Mari Kawamura: MA ~ space between ~
Furious Artisans

Pianist Mari Kawamura fashioned her debut solo album around ma, an ancient Japanese concept meaning “interval” or “gap” and having to do with space and time and relatedly movement within silent or “empty” spaces. However enigmatic and oxymoronic the concept might appear, it finds its natural application in music or at least it potentially does, depending on the particular kind of music and composer chosen. On Kawamura's hour-long collection, works by Toru Takemitsu and Lei Liang offer excellent examples of ma's propensity for “charged stillness”; the inclusion of Franz Joseph Haydn's Piano Sonata in E flat Major, Hob. XVI:49 and Iannis Xenakis's Evryali, on the other hand, is all the more interesting for how much they don't seem to align with the concept.

Kawamura's gesture is deliberate, however, as in juxtaposing such contrasting pieces she aims to call attention to similarities between the works and show that ma-like structures also exist within music outside of Japan's sphere of influence. MA ~ space between ~ was recorded at the University of California's Conrad Prebys Concert Hall, the same school where she studied for her Doctorate in Contemporary Music Performance after studying at the New England Conservatory in Boston and before that London's Royal Academy of Music and Japan's Aichi University of the Arts. As a performer, she's given solo recitals at a number of venues and appeared at major festivals.

In a structurally satisfying design, MA separates works by Haydn, Xenakis, Takemitsu, and Katharina Rosenberger with six short movements from Lei Liang's Garden Eight, composed in 1996 and revised in 2004. The sustain pedal is depressed throughout Liang's piece and thus notes have a long decay, an effect the pianist likens to a drop of ink dissipating slowly into water. If one therefore thinks of the notes in this way, as each note sounds it does so with the previous one still resounding, making for a slow-motion stream of overlapping pitches. After its opening part, “Tian - Heaven,” establishes a meditative tone, Rosenberger's Torsion arrives with greater animation and patterns rippling up and down the keyboard. In exploring the idea of opposites and in transitioning between two points, the nine-minute work generates repeated moments of tension as the pianist moves fluidly between the poles and moments of calm and intensity.

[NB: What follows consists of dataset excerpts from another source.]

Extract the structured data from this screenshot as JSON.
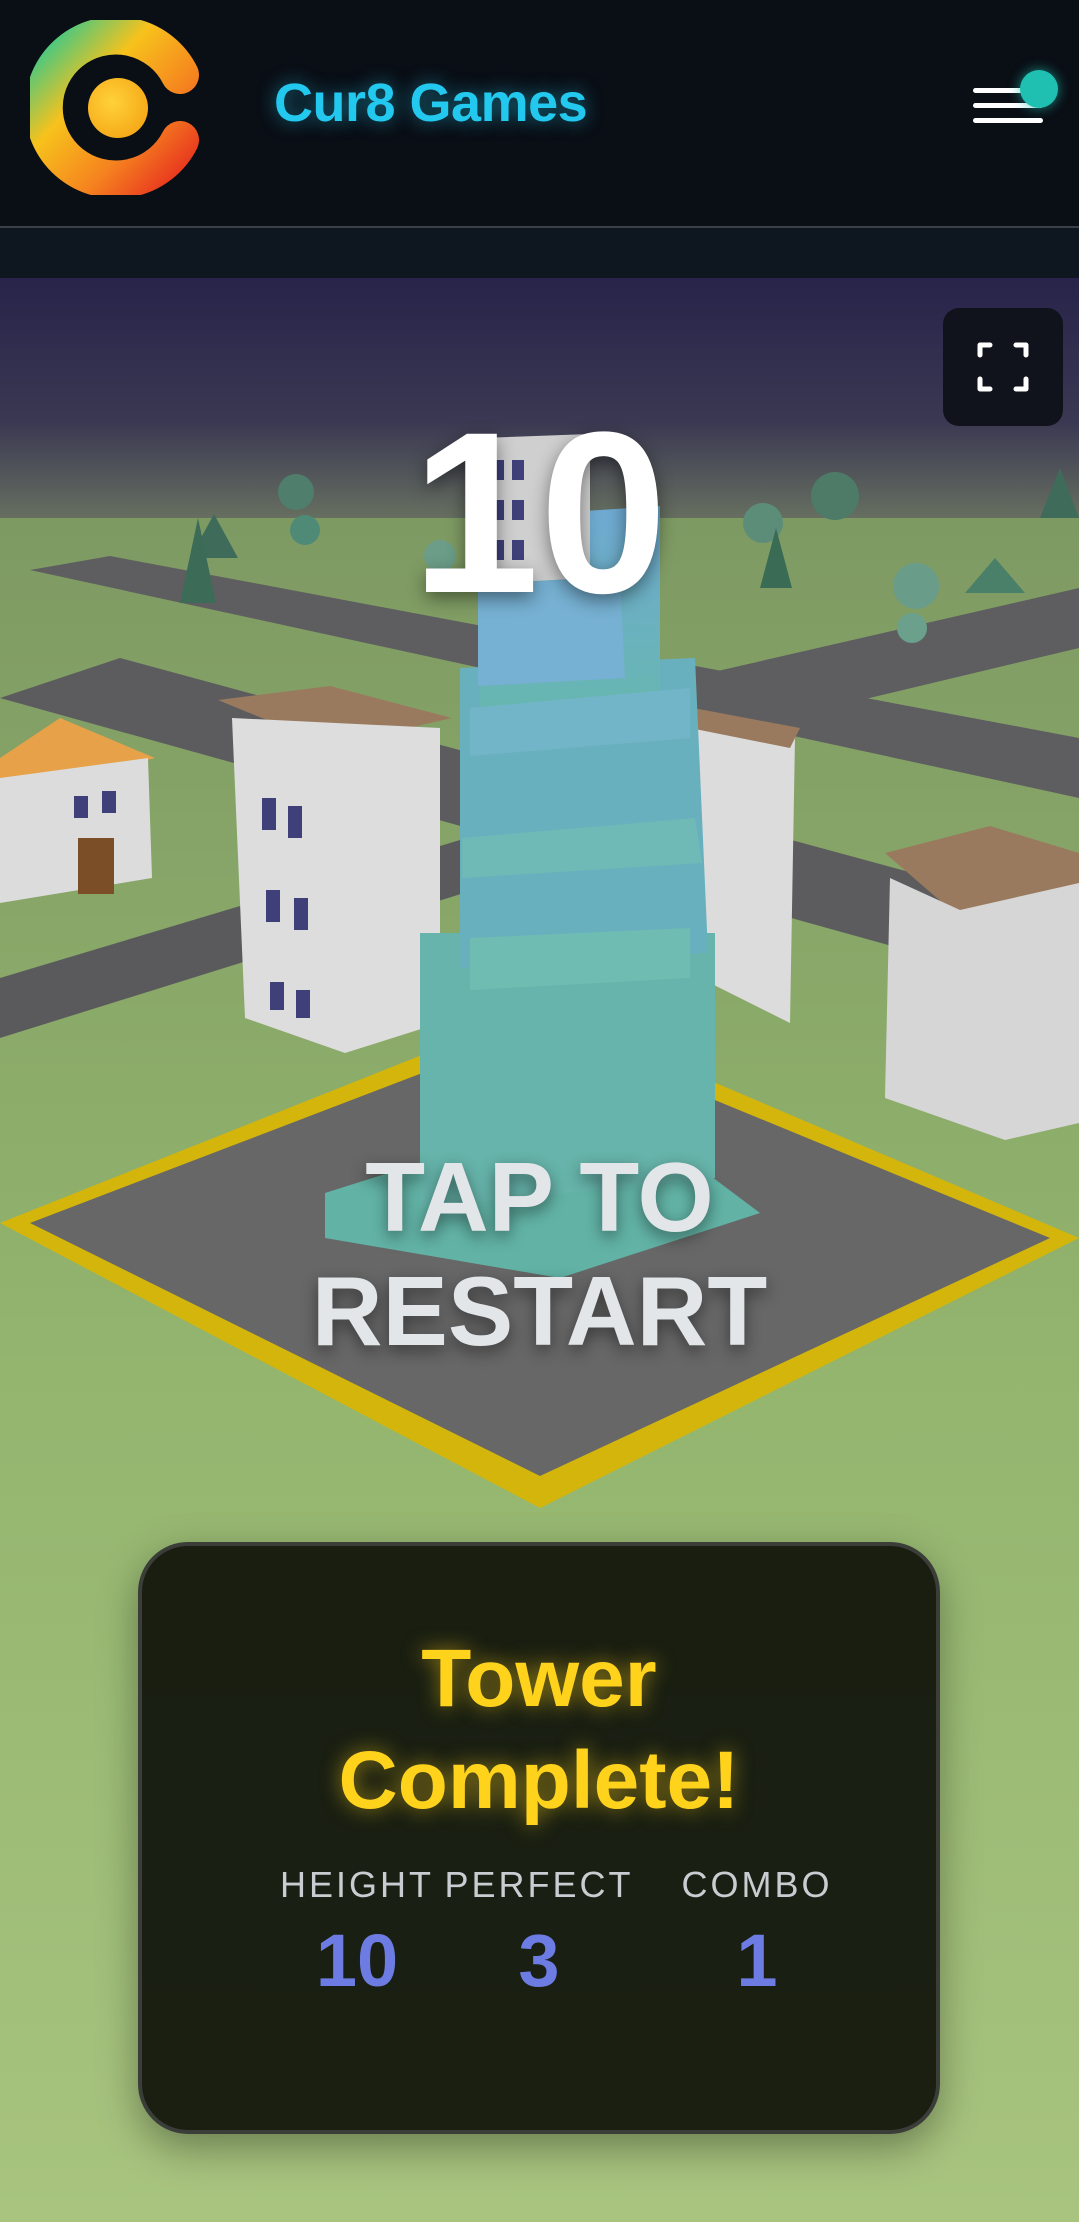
{
  "header": {
    "brand": "Cur8 Games"
  },
  "game": {
    "score": "10",
    "tap_line1": "TAP TO",
    "tap_line2": "RESTART"
  },
  "result_card": {
    "title_line1": "Tower",
    "title_line2": "Complete!",
    "stats": [
      {
        "label": "HEIGHT",
        "value": "10"
      },
      {
        "label": "PERFECT",
        "value": "3"
      },
      {
        "label": "COMBO",
        "value": "1"
      }
    ]
  },
  "icons": {
    "logo": "cur8-logo-icon",
    "menu": "hamburger-menu-icon",
    "notification": "notification-dot-icon",
    "fullscreen": "fullscreen-icon"
  },
  "colors": {
    "brand": "#23c8ee",
    "title": "#ffd21c",
    "stat_value": "#6c7ce2",
    "tower": "#6ab8b0",
    "platform_border": "#d4b50c"
  }
}
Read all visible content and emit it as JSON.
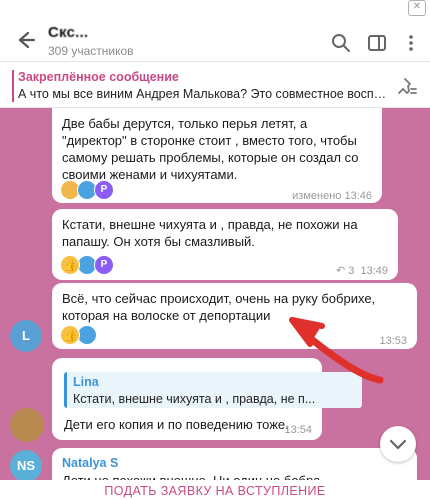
{
  "colors": {
    "accent": "#c94a85",
    "chat_background": "#c9719f",
    "arrow": "#e0302c",
    "link_blue": "#3b94d9"
  },
  "header": {
    "title": "Скс...",
    "members": "309 участников",
    "icons": [
      "back-arrow-icon",
      "search-icon",
      "sidebar-icon",
      "more-vert-icon"
    ]
  },
  "pinned": {
    "label": "Закреплённое сообщение",
    "text": "А что мы все виним Андрея Малькова? Это совместное воспи..."
  },
  "messages": [
    {
      "text": "Две бабы дерутся, только перья летят, а \"директор\" в сторонке стоит , вместо того, чтобы самому решать проблемы, которые он создал со своими женами и чихуятами.",
      "meta": "изменено 13:46",
      "reactions": [
        "clap",
        "blue",
        "purple"
      ]
    },
    {
      "text": "Кстати, внешне чихуята и , правда, не похожи на папашу. Он хотя бы смазливый.",
      "reply_count": "3",
      "time": "13:49",
      "reactions": [
        "thumb",
        "blue",
        "purple"
      ]
    },
    {
      "text": "Всё, что сейчас происходит, очень на руку бобрихе, которая на волоске от депортации",
      "time": "13:53",
      "avatar_letter": "L",
      "reactions": [
        "thumb",
        "blue"
      ]
    },
    {
      "quote_name": "Lina",
      "quote_text": "Кстати, внешне чихуята и , правда, не п...",
      "text": "Дети его копия и по поведению тоже.",
      "time": "13:54"
    },
    {
      "sender": "Natalya S",
      "avatar_letters": "NS",
      "text": "Дети не похожи внешне. Ни один не бобра"
    }
  ],
  "bottom": {
    "join_label": "ПОДАТЬ ЗАЯВКУ НА ВСТУПЛЕНИЕ"
  }
}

Liang's “Di - Earth” reinstates the poetic stillness of the opener, but the restful state is quickly dispatched when the opening allegro from Haydn's three-part sonata makes its breezy and melodically enticing entrance. If any of the movements satisfies the ma criteria, it's the alternately solemn and singing adagio with its numerous stops, starts, and pauses; by comparison, the finale wends its joyous way with a breath rarely taken to slow its momentum. Takemitsu's represented by the two-part Rain Tree Sketch, the first instantly identifiable as the handiwork of the Japanese composer in its enigmatic poetry. Sprinkled throughout are short, fragmented phrases liberally separated by rests that allow the instrument's resonance to emerge when the sustain pedal is utilized. In this instance, Liang's “Nan - South” forms a seamless bridge from the first Takemitsu part to the other, the meditative second honouring the memory of Olivier Messiaen with chiming chords reminiscent of ones the French composer might have used. By comparison, Xenakis's Evryali enters in a firestorm of clangorous activity that instantly washes away the calm of Liang's “Hsi - West” and then proceeds to interrupt three torrential movements with pregnant pauses.

Even if one were to conclude after listening to the recording that some of its pieces exemplify ma more than others, the collection at the very least impresses as a compelling musical statement for its originality, craft, and inspired choice of repertoire. Further to that, the very idea of identifying common ground between unlike materials certainly resonates when on so many levels our world seems to be growing ever more polarized. Believing that it's up to us to choose whether we embrace what connects us or continue down the destructive path of division, Kawamura's created a recording that clearly shows which side she's on.